Both French and Americans helped raise funds for the statue through lotteries and art exhibitions and boxing matches. The statue was assembled in France, then broken down into parts and shipped to the U.S. in 214 crates. Workers put it back together in New York. The day of the dedication was cold and rainy, but huge crowds came out for the celebration anyway. The hotels were full throughout New York City, and many of the tourists who arrived for the occasion were French. The sculptor Frédéric-Auguste Bartholdi was alone in the statue's crown, waiting for the signal to drop the veil. A boy down below was supposed to wave a white handkerchief at the end of the big speech. The boy accidentally waved his handkerchief before the speech was over and Bartholdi let the curtain drop, revealing the huge bronze lady. A salvo of gunshots rang out from all the ships in the harbor. The speaker, who had been boring everybody, sat down. A cover story in Joseph Pulitzer's newspaper The World said, "[Today] New York was one big cheer."
It's the birthday of British satirist Evelyn Waugh, born in London (1903). He came from a literary family: his father was the managing editor of an important British publishing house, and his older brother was a distinguished writer.
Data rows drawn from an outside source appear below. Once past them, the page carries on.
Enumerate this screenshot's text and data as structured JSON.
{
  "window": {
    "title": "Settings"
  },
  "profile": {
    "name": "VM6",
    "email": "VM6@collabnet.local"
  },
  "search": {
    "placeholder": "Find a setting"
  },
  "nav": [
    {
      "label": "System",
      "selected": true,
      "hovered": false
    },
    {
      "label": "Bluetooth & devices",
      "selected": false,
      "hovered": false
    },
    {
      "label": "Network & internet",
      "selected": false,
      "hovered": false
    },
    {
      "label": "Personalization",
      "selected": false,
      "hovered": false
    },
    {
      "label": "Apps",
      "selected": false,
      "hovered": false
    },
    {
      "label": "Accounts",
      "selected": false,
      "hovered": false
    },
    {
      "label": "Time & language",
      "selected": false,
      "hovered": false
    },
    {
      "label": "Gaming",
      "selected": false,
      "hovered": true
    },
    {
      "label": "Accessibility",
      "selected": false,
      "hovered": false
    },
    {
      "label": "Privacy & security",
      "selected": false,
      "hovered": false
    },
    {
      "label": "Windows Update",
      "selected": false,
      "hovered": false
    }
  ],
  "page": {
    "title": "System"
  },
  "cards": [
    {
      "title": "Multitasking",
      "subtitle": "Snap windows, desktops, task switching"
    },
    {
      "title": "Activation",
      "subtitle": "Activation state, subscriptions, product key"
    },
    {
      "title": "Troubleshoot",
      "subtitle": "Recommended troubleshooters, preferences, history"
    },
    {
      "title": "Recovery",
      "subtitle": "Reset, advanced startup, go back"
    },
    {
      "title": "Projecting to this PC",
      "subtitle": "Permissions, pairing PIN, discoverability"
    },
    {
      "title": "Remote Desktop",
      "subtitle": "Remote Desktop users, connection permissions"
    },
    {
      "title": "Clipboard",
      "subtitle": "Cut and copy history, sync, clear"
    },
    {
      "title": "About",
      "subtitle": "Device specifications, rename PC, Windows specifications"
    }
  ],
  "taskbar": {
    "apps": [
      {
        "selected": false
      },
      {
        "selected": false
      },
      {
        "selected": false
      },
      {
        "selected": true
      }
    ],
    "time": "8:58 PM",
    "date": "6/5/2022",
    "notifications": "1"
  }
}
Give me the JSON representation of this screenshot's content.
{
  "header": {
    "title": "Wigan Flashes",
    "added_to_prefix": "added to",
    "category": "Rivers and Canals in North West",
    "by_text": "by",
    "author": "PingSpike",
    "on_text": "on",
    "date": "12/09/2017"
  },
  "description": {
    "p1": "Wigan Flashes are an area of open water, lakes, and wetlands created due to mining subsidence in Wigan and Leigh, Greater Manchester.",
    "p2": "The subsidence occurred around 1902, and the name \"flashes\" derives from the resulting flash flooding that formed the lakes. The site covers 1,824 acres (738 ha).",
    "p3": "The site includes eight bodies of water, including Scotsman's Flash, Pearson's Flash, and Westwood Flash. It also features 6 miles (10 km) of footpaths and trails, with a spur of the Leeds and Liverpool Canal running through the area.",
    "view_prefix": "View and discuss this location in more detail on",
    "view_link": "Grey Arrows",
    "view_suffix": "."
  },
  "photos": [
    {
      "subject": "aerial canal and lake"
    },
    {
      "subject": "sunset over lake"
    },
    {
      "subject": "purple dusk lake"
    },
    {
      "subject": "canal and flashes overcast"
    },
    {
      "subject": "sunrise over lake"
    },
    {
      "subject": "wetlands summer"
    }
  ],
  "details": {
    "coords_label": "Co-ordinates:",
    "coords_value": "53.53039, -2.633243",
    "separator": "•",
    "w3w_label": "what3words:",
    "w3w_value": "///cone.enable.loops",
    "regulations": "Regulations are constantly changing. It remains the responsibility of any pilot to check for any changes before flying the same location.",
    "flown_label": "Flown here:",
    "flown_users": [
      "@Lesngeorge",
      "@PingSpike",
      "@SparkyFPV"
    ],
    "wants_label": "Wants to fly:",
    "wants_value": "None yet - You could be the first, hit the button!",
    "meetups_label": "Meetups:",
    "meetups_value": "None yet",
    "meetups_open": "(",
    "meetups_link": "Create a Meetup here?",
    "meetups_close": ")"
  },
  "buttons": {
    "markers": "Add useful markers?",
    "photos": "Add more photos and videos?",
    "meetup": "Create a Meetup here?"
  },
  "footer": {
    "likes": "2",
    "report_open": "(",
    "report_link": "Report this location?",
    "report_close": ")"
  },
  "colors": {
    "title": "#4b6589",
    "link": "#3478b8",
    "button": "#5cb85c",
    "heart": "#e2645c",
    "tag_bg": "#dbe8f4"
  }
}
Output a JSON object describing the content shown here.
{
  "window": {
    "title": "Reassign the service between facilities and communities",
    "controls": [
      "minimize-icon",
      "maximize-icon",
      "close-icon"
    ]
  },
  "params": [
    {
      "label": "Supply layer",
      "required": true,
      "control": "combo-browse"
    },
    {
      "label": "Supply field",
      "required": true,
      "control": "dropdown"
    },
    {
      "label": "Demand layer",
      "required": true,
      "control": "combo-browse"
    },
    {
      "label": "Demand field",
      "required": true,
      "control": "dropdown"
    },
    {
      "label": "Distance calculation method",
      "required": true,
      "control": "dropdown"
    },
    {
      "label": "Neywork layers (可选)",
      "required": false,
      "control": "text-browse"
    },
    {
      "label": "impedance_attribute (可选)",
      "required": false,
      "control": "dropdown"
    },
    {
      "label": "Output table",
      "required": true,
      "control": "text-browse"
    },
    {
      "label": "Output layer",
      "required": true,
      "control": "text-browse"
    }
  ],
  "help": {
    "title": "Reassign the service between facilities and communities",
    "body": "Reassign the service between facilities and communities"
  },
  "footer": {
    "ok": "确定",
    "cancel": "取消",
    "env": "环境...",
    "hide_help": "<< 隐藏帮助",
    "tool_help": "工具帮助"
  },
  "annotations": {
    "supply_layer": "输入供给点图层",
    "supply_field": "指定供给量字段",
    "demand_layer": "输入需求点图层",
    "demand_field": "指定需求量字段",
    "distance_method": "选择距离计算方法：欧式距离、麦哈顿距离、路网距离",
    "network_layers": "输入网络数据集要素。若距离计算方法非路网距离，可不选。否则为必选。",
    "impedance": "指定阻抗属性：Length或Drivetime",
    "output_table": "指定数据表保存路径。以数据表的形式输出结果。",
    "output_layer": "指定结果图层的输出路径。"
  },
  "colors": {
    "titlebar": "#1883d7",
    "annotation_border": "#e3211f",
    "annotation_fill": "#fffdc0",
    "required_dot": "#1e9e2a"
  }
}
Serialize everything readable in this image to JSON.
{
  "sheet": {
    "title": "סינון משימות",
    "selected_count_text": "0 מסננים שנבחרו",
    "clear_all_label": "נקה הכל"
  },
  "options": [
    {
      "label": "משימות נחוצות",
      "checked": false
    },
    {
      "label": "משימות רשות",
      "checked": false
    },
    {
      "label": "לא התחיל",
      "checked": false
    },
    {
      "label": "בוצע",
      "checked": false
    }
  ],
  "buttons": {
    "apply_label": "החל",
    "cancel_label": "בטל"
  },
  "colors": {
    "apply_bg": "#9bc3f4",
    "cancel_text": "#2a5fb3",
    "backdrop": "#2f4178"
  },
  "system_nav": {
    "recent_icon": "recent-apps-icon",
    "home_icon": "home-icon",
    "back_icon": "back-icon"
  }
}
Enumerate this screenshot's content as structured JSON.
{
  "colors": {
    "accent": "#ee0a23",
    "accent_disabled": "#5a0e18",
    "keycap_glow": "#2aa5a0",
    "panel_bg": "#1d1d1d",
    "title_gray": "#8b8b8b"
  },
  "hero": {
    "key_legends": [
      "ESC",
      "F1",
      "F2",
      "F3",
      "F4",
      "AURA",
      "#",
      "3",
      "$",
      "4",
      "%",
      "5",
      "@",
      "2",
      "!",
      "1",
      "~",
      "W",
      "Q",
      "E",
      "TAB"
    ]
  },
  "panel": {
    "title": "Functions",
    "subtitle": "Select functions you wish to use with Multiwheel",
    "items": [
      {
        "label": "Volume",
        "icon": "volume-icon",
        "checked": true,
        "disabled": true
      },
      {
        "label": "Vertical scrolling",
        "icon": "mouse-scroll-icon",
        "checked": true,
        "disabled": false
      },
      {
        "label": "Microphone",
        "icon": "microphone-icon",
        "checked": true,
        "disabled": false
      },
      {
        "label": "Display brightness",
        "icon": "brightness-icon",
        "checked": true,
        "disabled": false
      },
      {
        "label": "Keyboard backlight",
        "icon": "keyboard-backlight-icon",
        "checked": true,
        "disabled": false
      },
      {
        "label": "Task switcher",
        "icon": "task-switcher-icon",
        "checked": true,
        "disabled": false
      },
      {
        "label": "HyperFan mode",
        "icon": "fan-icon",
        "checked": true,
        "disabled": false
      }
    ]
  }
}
But Waugh didn't do well in school, and he left Oxford without receiving a degree. He tried working as a teacher, but he got fired from three schools in two years. He said, "I was from the first an obvious dud." He was seriously in debt, without a job, and had just been rejected by the girl he liked, so he decided to drown himself in the ocean. He wrote a suicide note and jumped in the sea, but before he got very far, he was stung by a jellyfish. He scrambled back to shore, tore up his suicide note, and decided to give life a second chance. He didn't know what else to do, so he wrote a novel about a young teacher at a private school where the other teachers are all drunks, child molesters, and escaped convicts; and the mother of one student is running an international prostitution ring. His publishers forced him to preface the book with a disclaimer that said, "Please bear in mind throughout that it is meant to be funny." The novel Decline and Fall was published in 1928, and it was immediately recognized as a masterpiece of modern satire.
He married a woman named Evelyn, and his friends called them He-Evelyn and She-Evelyn. The marriage broke up while he was writing his second novel, and he promptly joined the Catholic Church. He went on to write many more novels, and many consider A Handful of Dust (1934), about a crumbling marriage, to be his masterpiece. It ends with the main character trapped in a jungle, reading Dickens to a madman.